Все произошло быстро, с внезапностью стихийного бедствия. Лишь после того, как оно свершилось, пострадавшие стали ломать голову, от какой же это было причины. Несомненно, причиной не могла быть одна лишь злосчастная лошадь под генералом Кульневым, которую еще раньше признавали неудавшейся. Стали перебирать в памяти малейшие факты, которые могли послужить поводом для подобной расправы. Вспомнилось, как однажды постучали к Андрею Ивановичу в то время, как у него работал его академический ученик; тот решил, что это товарищ, отпер, а между тем за дверью стоял сам крошка-президент, запрещавший ученикам работать на квартире у профессоров, но обычно смотревший на это сквозь пальцы. У Ивановых возникли подозрения и на вечного недруга профессора Егорова, заподозрили некоторых товарищей Александра. И все же истинной причины доискаться не могли или, точнее сказать, не смели. Исключение трех профессоров было одним из первых, но далеко не последним проявлением николаевского самодурства по отношению к академии. Тот самый Егоров, которого подозревали в семье Ивановых, через несколько лет стал жертвой такого же произвола.
Александр Иванов так и не узнал о всех подробностях этого происшествия. Отец его имел мужество в своем письме представить все со спокойствием, достойным древнего стоика. Но факт оставался фактом. Александр Иванов шел по улицам Рима, но темная пелена отчаяния закрывала от него красоты впервые увиденных древних памятников. Среди художественных занятий на полях альбома он торопливо записал несколько слов «о гибели моего семейства». Долгое время он не в силах был ни за что приняться по-настоящему, словно занемог тяжким недугом. Больше всего его угнетало сознание своего бессилия помочь горю близких хотя бы ласковым словом. С полуребяческим простодушием Иванов, как за соломинку, хватался за мысль, что грядущими успехами сумеет склонить «благодетелей» из Общества поощрения художников снизойти к судьбе несчастного отца и выступить с ходатайством за него. Он даже сочинил по этому поводу нечто вроде прошения. Но ответ на него был расхолаживающим. «Покровители» сообщали, что увольнение совершилось по воле государя. «Ходатайствовать о вашем отце мы не можем, но мы поможем ему». Молодому пенсионеру давался благоразумный совет: победить в себе огорчения и искать душевный покой в «красотах искусства и природы».

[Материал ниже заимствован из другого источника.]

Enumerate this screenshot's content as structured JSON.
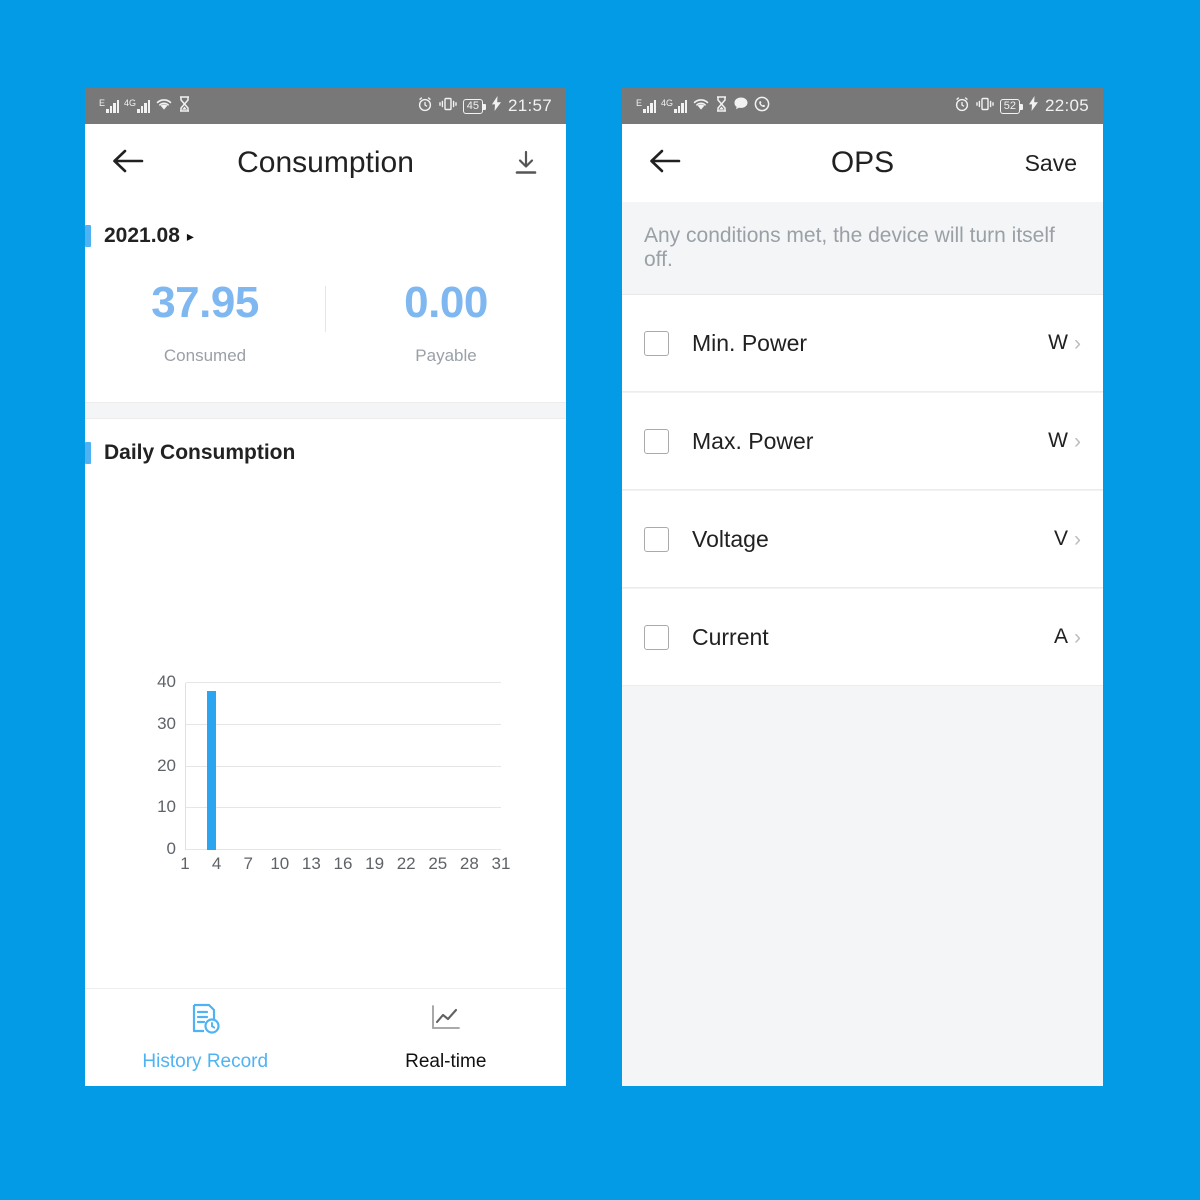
{
  "page": {
    "background_color": "#039BE5"
  },
  "phones": {
    "left": {
      "status_bar": {
        "network_1": "E",
        "network_2": "4G",
        "icons": [
          "signal-icon",
          "signal-icon",
          "wifi-icon",
          "hourglass-icon",
          "alarm-icon",
          "vibrate-icon"
        ],
        "battery": "45",
        "charging": true,
        "time": "21:57"
      },
      "header": {
        "back_icon": "back-arrow-icon",
        "title": "Consumption",
        "action_icon": "download-icon"
      },
      "period": {
        "label": "2021.08",
        "caret": "▸"
      },
      "summary": [
        {
          "value": "37.95",
          "label": "Consumed"
        },
        {
          "value": "0.00",
          "label": "Payable"
        }
      ],
      "chart_section_title": "Daily Consumption",
      "bottom_nav": [
        {
          "label": "History Record",
          "icon": "history-record-icon",
          "active": true
        },
        {
          "label": "Real-time",
          "icon": "line-chart-icon",
          "active": false
        }
      ],
      "colors": {
        "value_blue": "#7FB8F0",
        "accent_blue": "#4FB3F3",
        "bar_blue": "#2BA5F0"
      }
    },
    "right": {
      "status_bar": {
        "network_1": "E",
        "network_2": "4G",
        "icons": [
          "signal-icon",
          "signal-icon",
          "wifi-icon",
          "hourglass-icon",
          "chat-icon",
          "whatsapp-icon",
          "alarm-icon",
          "vibrate-icon"
        ],
        "battery": "52",
        "charging": true,
        "time": "22:05"
      },
      "header": {
        "back_icon": "back-arrow-icon",
        "title": "OPS",
        "save_label": "Save"
      },
      "hint": "Any conditions met, the device will turn itself off.",
      "rows": [
        {
          "label": "Min. Power",
          "unit": "W",
          "checked": false
        },
        {
          "label": "Max. Power",
          "unit": "W",
          "checked": false
        },
        {
          "label": "Voltage",
          "unit": "V",
          "checked": false
        },
        {
          "label": "Current",
          "unit": "A",
          "checked": false
        }
      ],
      "chevron": "›"
    }
  },
  "chart_data": {
    "type": "bar",
    "title": "Daily Consumption",
    "xlabel": "",
    "ylabel": "",
    "ylim": [
      0,
      40
    ],
    "yticks": [
      0,
      10,
      20,
      30,
      40
    ],
    "xticks": [
      1,
      4,
      7,
      10,
      13,
      16,
      19,
      22,
      25,
      28,
      31
    ],
    "x_range": [
      1,
      31
    ],
    "grid": true,
    "legend": "none",
    "categories": [
      1,
      2,
      3,
      4,
      5,
      6,
      7,
      8,
      9,
      10,
      11,
      12,
      13,
      14,
      15,
      16,
      17,
      18,
      19,
      20,
      21,
      22,
      23,
      24,
      25,
      26,
      27,
      28,
      29,
      30,
      31
    ],
    "values": [
      0,
      0,
      38,
      0,
      0,
      0,
      0,
      0,
      0,
      0,
      0,
      0,
      0,
      0,
      0,
      0,
      0,
      0,
      0,
      0,
      0,
      0,
      0,
      0,
      0,
      0,
      0,
      0,
      0,
      0,
      0
    ],
    "bar_color": "#2BA5F0"
  }
}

Так случилось, что первые месяцы пребывания художника в Риме, по его выражению, «начало поприща жизни», были для него тяжело омрачены. Знаменательный факт! В то самое время, как Иванов готов был погрузиться в прекрасный мир классических образов, печальная весть о том, что его близкие стали жертвой царского произвола, напоминала ему о том, что на пути служения искусству ему предстоит еще много самоотверженной борьбы, что сама жизнь требует от молодого художника готовности к подвигу.
ТРУДЫ И ДНИ ХУДОЖНИКА
Сердце его начало даже слегка трепетать, когда он почувствовал, что выразит то, чего еще не заметили другие.
Квартал, где жили русские художники, находился
Северянам римские дома кажутся малоудобными для жилья. Южане искони привыкли большую часть Дня проводить на улице и потому мало внимания Уделяют домашнему устройству. В зимнюю стужу камины плохо обогревают комнаты, а железные печки с длинными трубами больше дымят, чем дают тепла. Постелью в домах служат мешки, набитые жесткими кукурузными листьями.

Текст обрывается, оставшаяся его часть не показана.